MIP can predict the 3D structure of any protein from its amino acid sequence and render it as an interactive viewer directly in your chat. You can also compare wildtype and mutant structures side by side to assess how a specific variant might affect protein conformation.
Structure predictions are powered by NVIDIA Boltz2, a state-of-the-art deep learning model for biomolecular structure prediction. Results are rendered using Mol*, the same viewer used by RCSB PDB and the AlphaFold Database.
Predicting a structure
Provide an amino acid sequence and ask MIP to predict its structure:
- “Predict the structure of this sequence: MKWVTFISLLFLFSSAYS…”
- “What would the 3D structure of BRCA1 RING domain look like?”
- “Predict the structure from this FASTA file” (attach a .fasta file)
MIP validates the input, submits the sequence to Boltz2, and polls for results. A loading card appears in chat while prediction runs (typically 1-3 minutes). When complete, the 3D viewer opens automatically.
| Parameter | Limit |
|---|
| Number of chains | 1-12 per prediction |
| Residues per chain | Up to 4,096 amino acids |
| Alphabet | Standard 20 amino acids |
The 3D viewer
The structure viewer supports standard molecular visualization controls:
- Rotate — Click and drag to rotate the structure
- Zoom — Scroll to zoom in and out
- Pan — Right-click and drag to pan
Confidence coloring
Structures are colored by pLDDT (predicted Local Distance Difference Test), the per-residue confidence metric:
| Color | pLDDT range | Meaning |
|---|
| Blue | > 90 | Very high confidence |
| Cyan | 70-90 | High confidence |
| Yellow | 50-70 | Low confidence |
| Orange | < 50 | Very low confidence — treat with caution |
Regions with low pLDDT (yellow/orange) are often intrinsically disordered or flexible loops. High-confidence regions (blue) are the most reliable for structural interpretation.
Comparing wildtype vs mutant
Ask MIP to compare two structures:
- “Predict the structure of TP53 wildtype and the R248W mutant, then compare them”
- “How does the p.V600E mutation affect the structure of BRAF kinase domain?”
- “Compare the structure of this sequence with and without the G12D mutation”

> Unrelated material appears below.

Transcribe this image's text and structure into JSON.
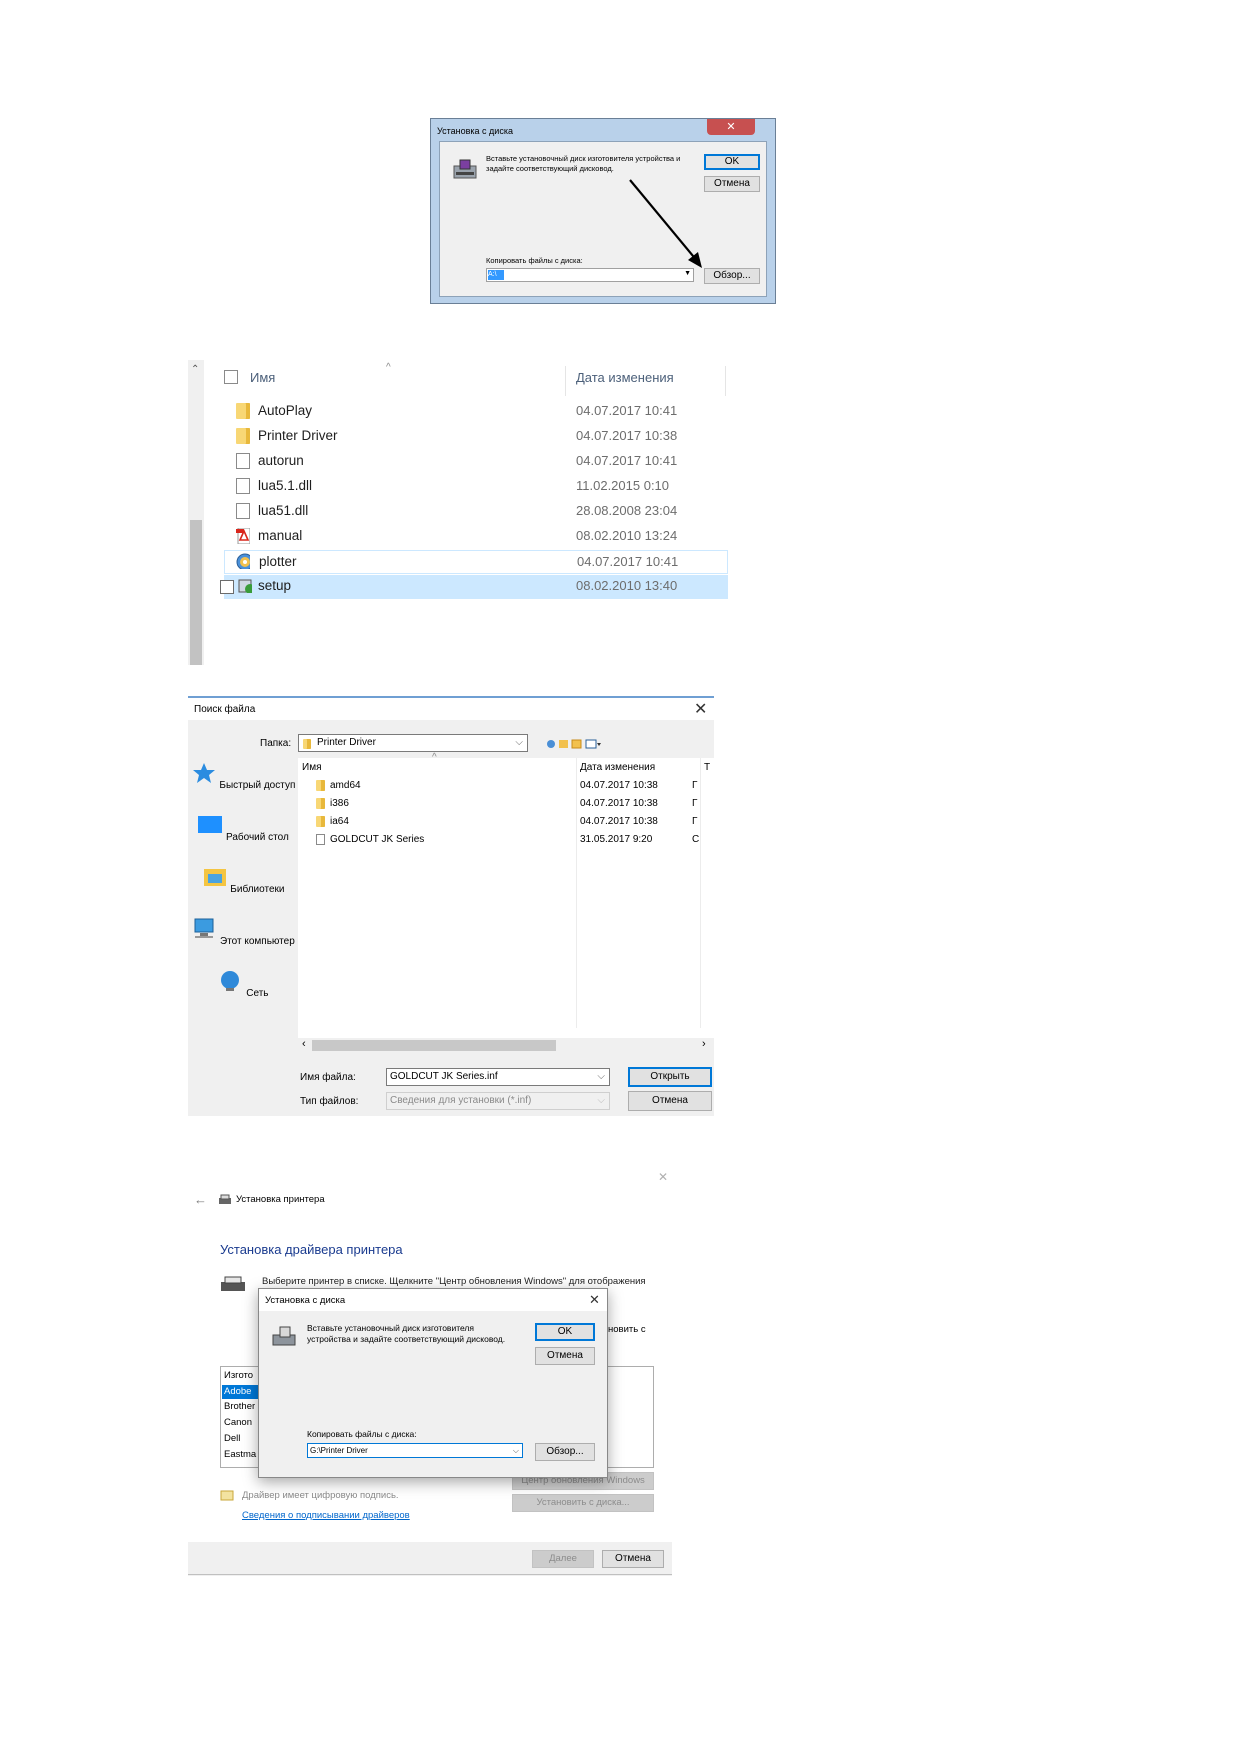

MIP predicts both structures and displays them in a side-by-side comparison view with synchronized cameras — rotating one viewer rotates the other, making it easy to spot conformational differences.
Comparison workflow
- MIP predicts the wildtype structure first
- Then predicts the mutant structure with the variant applied
- Both viewers are linked so camera movements stay synchronized
- The comparison opens in a side panel with both structures labeled
Downloading results
Click the download button in the viewer to save the predicted structure as a .cif file (mmCIF format). This file can be opened in any molecular visualization tool — PyMOL, ChimeraX, VMD, or Mol* standalone.
How it works
- Validation — MIP checks that your sequence uses standard amino acids and is within the length limit.

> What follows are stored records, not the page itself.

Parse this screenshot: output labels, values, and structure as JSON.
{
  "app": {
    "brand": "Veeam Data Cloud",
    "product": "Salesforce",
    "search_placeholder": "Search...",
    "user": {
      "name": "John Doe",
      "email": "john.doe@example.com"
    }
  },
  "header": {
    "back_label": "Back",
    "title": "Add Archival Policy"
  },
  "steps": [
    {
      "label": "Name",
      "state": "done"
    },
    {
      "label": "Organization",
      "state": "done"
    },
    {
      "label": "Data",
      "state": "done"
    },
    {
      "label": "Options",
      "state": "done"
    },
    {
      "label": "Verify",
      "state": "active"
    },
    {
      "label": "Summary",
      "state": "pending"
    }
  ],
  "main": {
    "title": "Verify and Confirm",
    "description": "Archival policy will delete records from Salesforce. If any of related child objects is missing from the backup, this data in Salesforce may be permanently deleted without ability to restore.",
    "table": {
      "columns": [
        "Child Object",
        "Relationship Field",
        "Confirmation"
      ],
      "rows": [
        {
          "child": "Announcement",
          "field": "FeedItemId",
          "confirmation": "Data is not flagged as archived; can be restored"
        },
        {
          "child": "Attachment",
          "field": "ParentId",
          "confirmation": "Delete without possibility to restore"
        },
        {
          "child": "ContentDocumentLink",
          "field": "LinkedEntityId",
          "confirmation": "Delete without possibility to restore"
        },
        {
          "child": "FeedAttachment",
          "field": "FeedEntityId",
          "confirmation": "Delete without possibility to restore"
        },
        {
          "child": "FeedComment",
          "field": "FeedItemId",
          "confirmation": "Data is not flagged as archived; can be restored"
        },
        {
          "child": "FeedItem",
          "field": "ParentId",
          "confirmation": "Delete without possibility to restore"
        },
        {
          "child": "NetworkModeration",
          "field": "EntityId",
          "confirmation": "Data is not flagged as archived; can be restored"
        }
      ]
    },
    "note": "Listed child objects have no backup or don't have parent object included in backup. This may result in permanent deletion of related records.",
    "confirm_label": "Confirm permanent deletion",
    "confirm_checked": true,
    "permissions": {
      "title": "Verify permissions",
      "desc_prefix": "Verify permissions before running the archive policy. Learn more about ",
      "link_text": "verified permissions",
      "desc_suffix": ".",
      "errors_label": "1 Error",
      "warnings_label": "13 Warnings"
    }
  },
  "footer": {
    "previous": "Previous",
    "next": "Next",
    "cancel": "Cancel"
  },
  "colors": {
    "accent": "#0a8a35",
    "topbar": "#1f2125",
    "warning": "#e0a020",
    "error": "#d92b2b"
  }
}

- Submission — The sequence is sent to NVIDIA Boltz2 via their health API.
- Prediction — Boltz2 runs the structure prediction (async, typically 1-3 minutes).
- Storage — The resulting mmCIF file is stored in cloud storage for access.
- Rendering — Mol* loads the CIF file and renders the 3D structure with pLDDT coloring.
Identical sequences submitted within 10 minutes return the cached prediction — no duplicate computation.
Structure predictions are computational estimates, not experimental results. Always check the pLDDT confidence coloring. For high-stakes interpretations, validate against experimental structures from PDB when available.
When to use structure prediction vs existing structures
| Scenario | Recommended approach |
|---|
| Protein has an experimental structure in PDB | Ask MIP to look it up: “Show me the PDB structure of EGFR” |
| Protein has an AlphaFold prediction | Ask MIP to fetch it: “Get the AlphaFold structure for UniProt P04637” |
| No existing structure, or you need a specific mutant | Use structure prediction: “Predict the structure of this sequence” |
| Comparing wildtype vs mutant conformation | Use structure prediction with comparison |
For well-studied proteins, check PDB and AlphaFold first — experimental and pre-computed structures are available instantly. Use on-demand prediction for novel sequences, custom mutants, or multi-chain complexes not in existing databases.